When I modify my Individual.Hours in my ViewModel class i want to update the hours values in both my team and departments too.

I'm already using NotificationProperties for all my Hours properties, and ObservableCollections for Teams in Departments and Individuals in Teams.

Thanks,
Mark

+1  A: 

I am affraid you will have to explicity call the notification on the parent ObservableCollection container for each individual's parent ('Team').

Then from the individual parent, set notification event for grand parent ('Department').

Team.OnPropertyChanged("Individuals")

Shimmy
Thanks, I thought this was the case.
Mark Cooper
+4  A: 

Each department's hours depends on the aggregate of its team's hours. Each team's hours depends on the aggregate of its individual's hours. Thus, each Team should listen for changes to any of its individual's Hours property. When detected, it should raise OnPropertyChanged for its own Hours property. Similarly, each Department should listen for changes to any of its team's Hours property. When detected, it should raise OnPropertyChanged for its own Hours property.

The end result is that changing any individual's (or team's) hours is reflected in the parent.
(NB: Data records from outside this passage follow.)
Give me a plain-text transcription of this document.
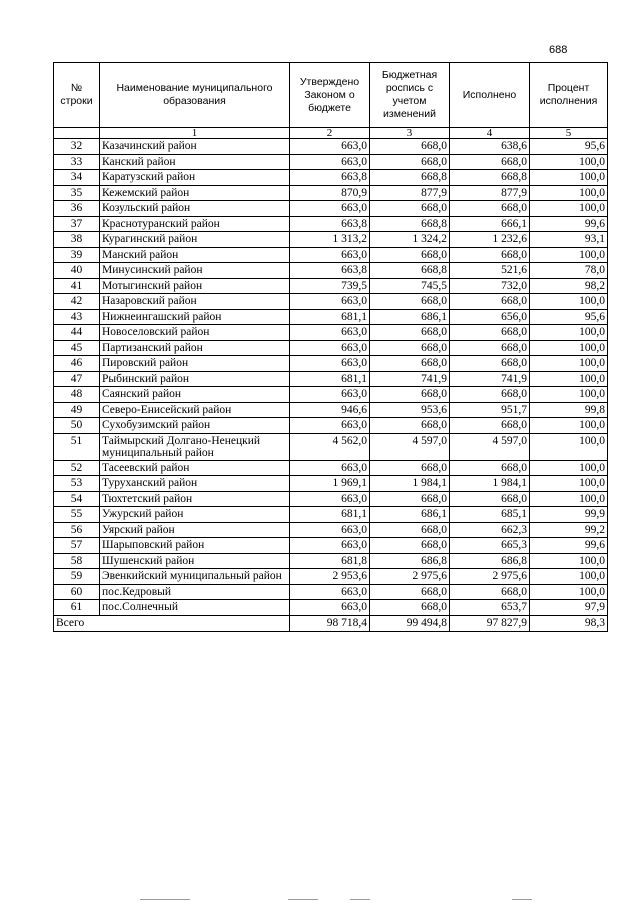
688
№ строки	Наименование муниципального образования	Утверждено Законом о бюджете	Бюджетная роспись с учетом изменений	Исполнено	Процент исполнения
	1	2	3	4	5
32	Казачинский район	663,0	668,0	638,6	95,6
33	Канский район	663,0	668,0	668,0	100,0
34	Каратузский район	663,8	668,8	668,8	100,0
35	Кежемский район	870,9	877,9	877,9	100,0
36	Козульский район	663,0	668,0	668,0	100,0
37	Краснотуранский район	663,8	668,8	666,1	99,6
38	Курагинский район	1 313,2	1 324,2	1 232,6	93,1
39	Манский район	663,0	668,0	668,0	100,0
40	Минусинский район	663,8	668,8	521,6	78,0
41	Мотыгинский район	739,5	745,5	732,0	98,2
42	Назаровский район	663,0	668,0	668,0	100,0
43	Нижнеингашский район	681,1	686,1	656,0	95,6
44	Новоселовский район	663,0	668,0	668,0	100,0
45	Партизанский район	663,0	668,0	668,0	100,0
46	Пировский район	663,0	668,0	668,0	100,0
47	Рыбинский район	681,1	741,9	741,9	100,0
48	Саянский район	663,0	668,0	668,0	100,0
49	Северо-Енисейский район	946,6	953,6	951,7	99,8
50	Сухобузимский район	663,0	668,0	668,0	100,0
51	Таймырский Долгано-Ненецкий муниципальный район	4 562,0	4 597,0	4 597,0	100,0
52	Тасеевский район	663,0	668,0	668,0	100,0
53	Туруханский район	1 969,1	1 984,1	1 984,1	100,0
54	Тюхтетский район	663,0	668,0	668,0	100,0
55	Ужурский район	681,1	686,1	685,1	99,9
56	Уярский район	663,0	668,0	662,3	99,2
57	Шарыповский район	663,0	668,0	665,3	99,6
58	Шушенский район	681,8	686,8	686,8	100,0
59	Эвенкийский муниципальный район	2 953,6	2 975,6	2 975,6	100,0
60	пос.Кедровый	663,0	668,0	668,0	100,0
61	пос.Солнечный	663,0	668,0	653,7	97,9
Всего		98 718,4	99 494,8	97 827,9	98,3
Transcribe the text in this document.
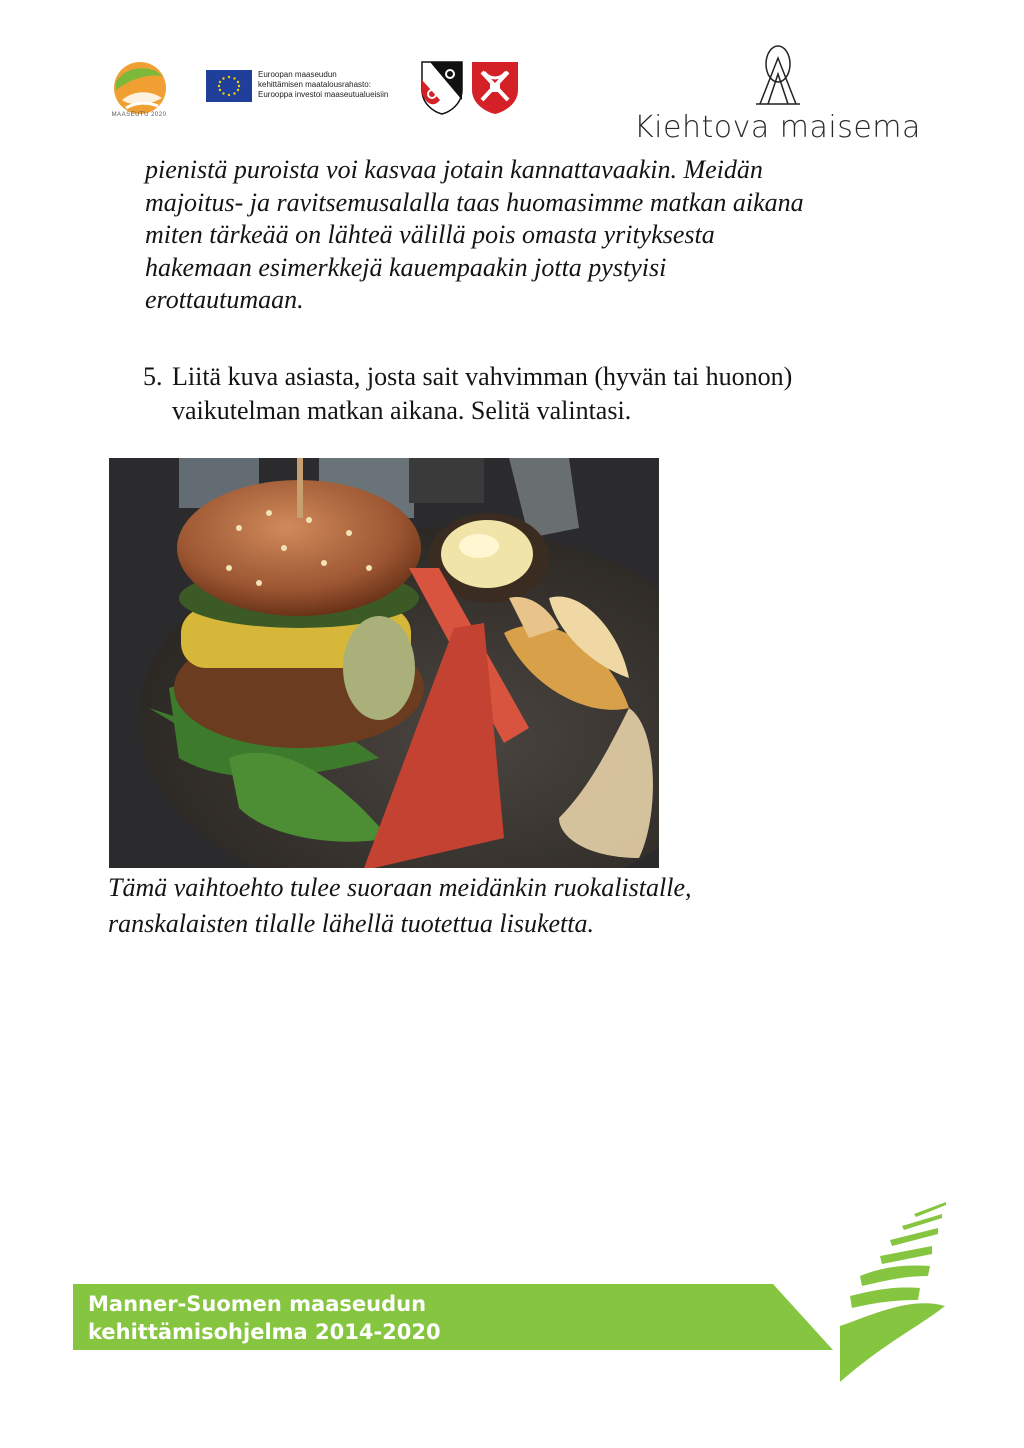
MAASEUTU 2020
Euroopan maaseudun
kehittämisen maatalousrahasto:
Eurooppa investoi maaseutualueisiin
Kiehtova maisema
pienistä puroista voi kasvaa jotain kannattavaakin. Meidän
majoitus- ja ravitsemusalalla taas huomasimme matkan aikana
miten tärkeää on lähteä välillä pois omasta yrityksesta
hakemaan esimerkkejä kauempaakin jotta pystyisi
erottautumaan.
5. Liitä kuva asiasta, josta sait vahvimman (hyvän tai huonon)
vaikutelman matkan aikana. Selitä valintasi.
Tämä vaihtoehto tulee suoraan meidänkin ruokalistalle,
ranskalaisten tilalle lähellä tuotettua lisuketta.
Manner-Suomen maaseudun
kehittämisohjelma 2014-2020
Pseduo code that can be greatly improved with refactoring but gives the essence of the answer:

public class Individual : ViewModel
{
    public int Hours
    {
        // standard get / set with property change notification
    }

}

public class Team : ViewModel
{
    public Team()
    {
        this.individuals = new IndividualCollection(this);
    }

    public ICollection<Individual> Individuals
    {
        get { return this.individuals; }
    }

    public int Hours
    {
        get
        {
            // return sum of individual's hours (can cache for perf reasons)
        }
    }

    // custom collection isn't strictly required, but makes the code more readable
    private sealed class IndividualCollection : ObservableCollection<Individual>
    {
        private readonly Team team;

        public IndividualCollection(Team team)
        {
            this.team = team;
        }

        public override Add(Individual individual)
        {
            individual.PropertyChanged += IndividualPropertyChanged;
        }

        public override Remove(...)
        {
            individual.PropertyChanged -= IndividualPropertyChanged;
        }

        private void IndividualPropertyChanged(object sender, PropertyChangedEventArgs e)
        {
            if (e.PropertyName == "Hours")
            {
                team.OnPropertyChanged("Hours");
            }
        }
    }
}

public class Department : ViewModel
{
    public Department()
    {
        this.teams = new TeamCollection();
    }

    public ICollection<Team> Teams
    {
        get { return this.teams; }
    }

    public int Hours
    {
        get
        {
            // return sum of team's hours (can cache for perf reasons)
        }
    }

    // TeamCollection very similar to IndividualCollection (think generics!)
}

Note that if performance becomes an issue you can have the collection itself maintain the hour total. That way, it can do a simple addition whenever a child's Hours property changes, because it is told the old value and the new value. Thus, it knows the difference to apply to the aggregate.